Around him, thousands of other fans sing their fervor in chants, claps, dances, cheers, coordinated arm movements, and -- most often -- by banging plastic megaphones in time while chanting: "Ito, get a hit!"
In the left-center stands, thousands of mirror images, wearing orange and yellow jerseys, smocks, caps and headbands, are just as incessant whenever the rival Tokyo Yomiuri Giants are at bat.
In the United States, Major League Baseball's World Series in October has been canceled for the first time since 1904 by a players' strike.
But the Japan Series, the season-ending baseball championship, is in full swing.
The series has gripped much of Japan, nowhere more so than at the sold out 37,000-seat Seibu stadium.
Iwaguchi, a stocky 26-year-old, has been a Lions fan since they moved here to Tokorozawa 16 years ago.
"The players say that it's because we're rooting for them they can give their best," he says. "During the regular season there's always tomorrow, but now you've got to win four games or that's it."
The Giants took the game Tuesday 2-1 in 10 innings in the first Japan Series night game in 30 years.

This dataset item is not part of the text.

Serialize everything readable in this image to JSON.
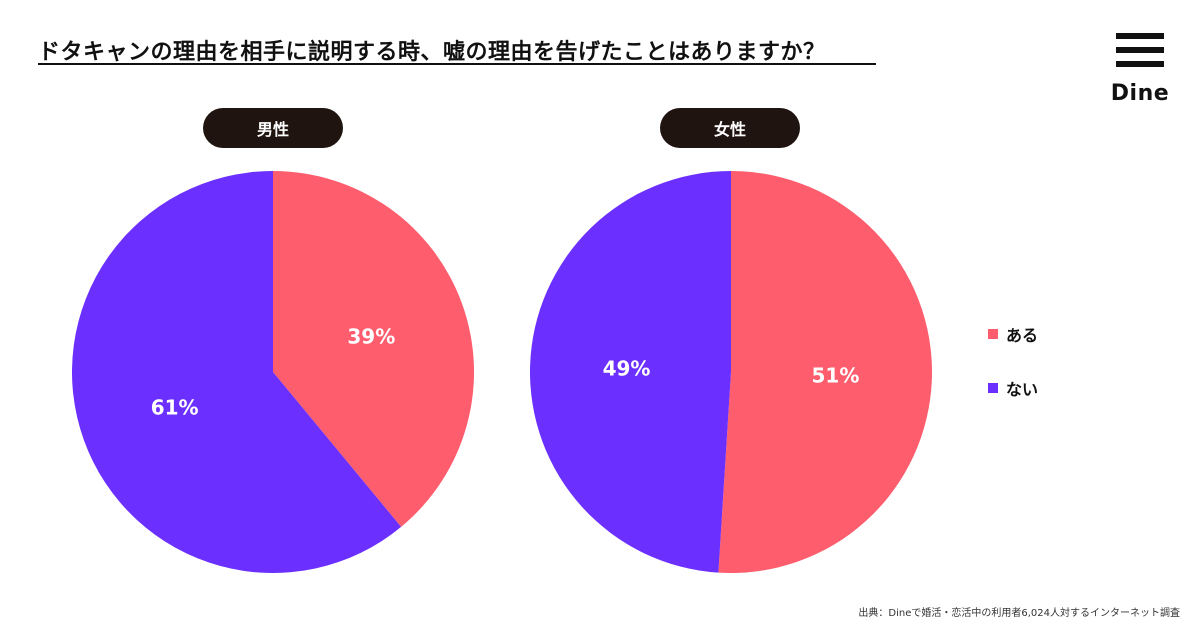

The Giants lead the best-of-seven series two games to one. Once-complacent baseball officials, reportedly edgy over the popularity of the Japan soccer league started last year, said they wanted as many people as possible to watch the games on TV.
High school senior Keita Kawasaki, like Iwaguchi, bought and learned to play his trumpet just to root for his team, only his team is the Giants, who have never beaten Seibu in three Japan Series tries.
"Anyone playing the Giants is the enemy, but Seibu is special," says Kawasaki, who sports dyed-brown hair and an earring as well as the same Giants jersey as eight fellow trumpeters, including one woman with an infant on her back.
A few of them look tipsy, and it's no wonder, with vendors plying the stands with "beer here" and "whiskey and water!" In the box seats behind home plate, miniskirted young women offer anything from cocktails to $65 steak dinners.
But the biggest lines are at the kiosks selling the $4.50 soba noodles in broth and the $3.50 octopus balls.
Chicago native Sonny Little, 32, a shop worker at the Kaneda U.S. Air Force base in Okinawa, has been coming to Lions games since he was first stationed much closer, in Yokohama, about four years ago.
The food and the fans seemed a bit weird at first, he admits, but now he sees more similarities than differences to the Chicago Cubs' Wrigley Field, two blocks from where he grew up.
"It's fun here cheering and watching all the fans go crazy and the children having fun," he says. "I didn't come to Japan to sit around."